Situation Coverage Testing for a Simulated Autonomous Car -- an Initial Case Study

TL;DR

This paper evaluates situation coverage testing for a simulated autonomous car, comparing it to random testing, and finds it offers minimal benefits for simple software but may be more useful for complex systems.

Contribution

It implements and empirically assesses situation coverage testing for autonomous vehicles, providing initial evidence of its effectiveness compared to random testing.

Findings

Situation coverage has a slight edge over random testing.

Both methods perform similarly in fault detection.

Effectiveness may increase with more complex software.

Abstract

It is hard to test autonomous robot (AR) software because of the range and diversity of external situations (terrain, obstacles, humans, peer robots) that AR must deal with.

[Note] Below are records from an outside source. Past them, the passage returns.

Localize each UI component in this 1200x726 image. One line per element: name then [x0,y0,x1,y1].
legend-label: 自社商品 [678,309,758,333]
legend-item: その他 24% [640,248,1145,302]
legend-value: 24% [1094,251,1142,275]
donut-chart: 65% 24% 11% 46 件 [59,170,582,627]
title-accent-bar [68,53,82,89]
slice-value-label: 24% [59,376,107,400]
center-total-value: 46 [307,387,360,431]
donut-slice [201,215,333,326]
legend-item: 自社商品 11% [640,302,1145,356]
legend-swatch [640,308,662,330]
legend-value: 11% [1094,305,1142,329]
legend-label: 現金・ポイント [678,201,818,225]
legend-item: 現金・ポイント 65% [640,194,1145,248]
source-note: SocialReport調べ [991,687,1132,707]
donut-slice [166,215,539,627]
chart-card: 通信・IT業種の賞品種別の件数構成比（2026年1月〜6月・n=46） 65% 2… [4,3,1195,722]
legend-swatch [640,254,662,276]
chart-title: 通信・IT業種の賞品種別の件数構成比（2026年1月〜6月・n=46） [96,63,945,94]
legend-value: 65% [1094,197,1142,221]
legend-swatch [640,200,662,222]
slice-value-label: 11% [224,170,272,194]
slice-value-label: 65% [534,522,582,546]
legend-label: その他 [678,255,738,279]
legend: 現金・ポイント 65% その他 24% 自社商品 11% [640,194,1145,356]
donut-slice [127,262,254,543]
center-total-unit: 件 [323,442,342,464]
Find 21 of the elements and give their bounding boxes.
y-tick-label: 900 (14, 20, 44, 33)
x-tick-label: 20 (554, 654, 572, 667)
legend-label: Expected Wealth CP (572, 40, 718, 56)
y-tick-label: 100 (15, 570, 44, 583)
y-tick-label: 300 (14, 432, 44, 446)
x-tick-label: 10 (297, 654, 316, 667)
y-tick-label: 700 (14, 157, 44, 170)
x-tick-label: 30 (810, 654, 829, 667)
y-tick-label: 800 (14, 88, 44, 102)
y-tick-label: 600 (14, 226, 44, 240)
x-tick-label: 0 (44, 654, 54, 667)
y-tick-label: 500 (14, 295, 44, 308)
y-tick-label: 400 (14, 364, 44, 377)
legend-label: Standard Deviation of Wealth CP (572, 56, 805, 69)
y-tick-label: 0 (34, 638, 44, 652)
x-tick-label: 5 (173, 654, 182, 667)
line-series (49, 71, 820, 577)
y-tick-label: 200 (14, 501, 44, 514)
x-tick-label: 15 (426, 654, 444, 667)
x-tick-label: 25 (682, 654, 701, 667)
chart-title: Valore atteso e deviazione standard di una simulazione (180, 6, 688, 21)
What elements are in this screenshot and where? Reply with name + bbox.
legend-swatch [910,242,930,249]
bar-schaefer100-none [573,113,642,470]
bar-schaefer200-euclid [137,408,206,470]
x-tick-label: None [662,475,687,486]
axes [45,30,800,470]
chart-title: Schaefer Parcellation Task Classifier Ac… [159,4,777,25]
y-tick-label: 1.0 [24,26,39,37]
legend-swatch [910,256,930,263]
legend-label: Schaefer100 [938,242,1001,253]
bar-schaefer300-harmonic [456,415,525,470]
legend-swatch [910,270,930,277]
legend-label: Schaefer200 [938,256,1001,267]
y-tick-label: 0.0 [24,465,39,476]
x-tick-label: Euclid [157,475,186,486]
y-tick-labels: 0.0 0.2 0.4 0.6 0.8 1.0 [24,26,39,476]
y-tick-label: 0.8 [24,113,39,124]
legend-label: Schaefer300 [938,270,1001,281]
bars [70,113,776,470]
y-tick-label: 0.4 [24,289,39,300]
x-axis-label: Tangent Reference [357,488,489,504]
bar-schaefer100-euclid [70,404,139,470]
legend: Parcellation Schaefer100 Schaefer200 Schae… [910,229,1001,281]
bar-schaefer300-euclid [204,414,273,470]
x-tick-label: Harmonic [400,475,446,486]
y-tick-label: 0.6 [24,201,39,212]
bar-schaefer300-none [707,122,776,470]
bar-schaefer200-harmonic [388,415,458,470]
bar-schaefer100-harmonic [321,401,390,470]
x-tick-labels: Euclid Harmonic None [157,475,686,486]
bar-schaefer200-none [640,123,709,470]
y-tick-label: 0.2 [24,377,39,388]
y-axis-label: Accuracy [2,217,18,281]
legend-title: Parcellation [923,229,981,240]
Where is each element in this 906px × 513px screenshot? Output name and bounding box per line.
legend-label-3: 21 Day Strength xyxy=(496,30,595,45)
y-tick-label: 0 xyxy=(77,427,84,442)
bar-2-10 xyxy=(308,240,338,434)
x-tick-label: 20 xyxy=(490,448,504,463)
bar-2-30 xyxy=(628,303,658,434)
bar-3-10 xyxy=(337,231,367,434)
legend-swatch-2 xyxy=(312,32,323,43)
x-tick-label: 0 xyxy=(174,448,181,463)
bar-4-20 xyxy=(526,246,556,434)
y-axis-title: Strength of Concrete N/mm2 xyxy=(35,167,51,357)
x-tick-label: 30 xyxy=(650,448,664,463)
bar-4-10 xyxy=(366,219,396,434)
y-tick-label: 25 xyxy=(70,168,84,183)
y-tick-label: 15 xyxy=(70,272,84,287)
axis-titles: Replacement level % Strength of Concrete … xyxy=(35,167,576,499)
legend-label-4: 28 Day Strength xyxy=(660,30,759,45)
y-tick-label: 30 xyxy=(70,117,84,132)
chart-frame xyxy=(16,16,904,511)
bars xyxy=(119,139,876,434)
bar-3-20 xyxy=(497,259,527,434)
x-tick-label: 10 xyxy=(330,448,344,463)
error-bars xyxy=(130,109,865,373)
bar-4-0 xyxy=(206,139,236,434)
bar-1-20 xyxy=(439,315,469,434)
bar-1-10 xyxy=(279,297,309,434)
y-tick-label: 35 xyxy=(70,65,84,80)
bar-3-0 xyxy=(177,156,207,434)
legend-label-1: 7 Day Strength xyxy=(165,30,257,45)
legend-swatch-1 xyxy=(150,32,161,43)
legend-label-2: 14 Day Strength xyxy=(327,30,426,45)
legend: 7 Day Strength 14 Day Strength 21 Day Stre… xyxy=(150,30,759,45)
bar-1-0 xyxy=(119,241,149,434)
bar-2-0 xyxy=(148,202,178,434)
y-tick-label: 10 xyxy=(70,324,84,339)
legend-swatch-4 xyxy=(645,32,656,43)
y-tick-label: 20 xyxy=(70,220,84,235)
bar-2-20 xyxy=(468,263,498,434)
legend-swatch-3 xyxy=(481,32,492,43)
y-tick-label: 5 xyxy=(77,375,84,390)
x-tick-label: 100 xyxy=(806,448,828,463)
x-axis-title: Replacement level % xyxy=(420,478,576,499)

Common measures of testing adequacy may not address this diversity. Explicit situation coverage has been proposed as a solution, but there has been little empirical study of its effectiveness. In this paper, we describe an implementation of situation coverage for testing a simple simulated autonomous road vehicle, and evaluate its ability to find seeded faults compared to a random test generation approach. In our experiments, the performance of the two methods is similar, with situation coverage having a very slight advantage. We conclude that situation coverage probably does not have a significant benefit over random generation for the type of simple, research-grade AR software used here. It will likely be valuable when applied to more complex and mature software.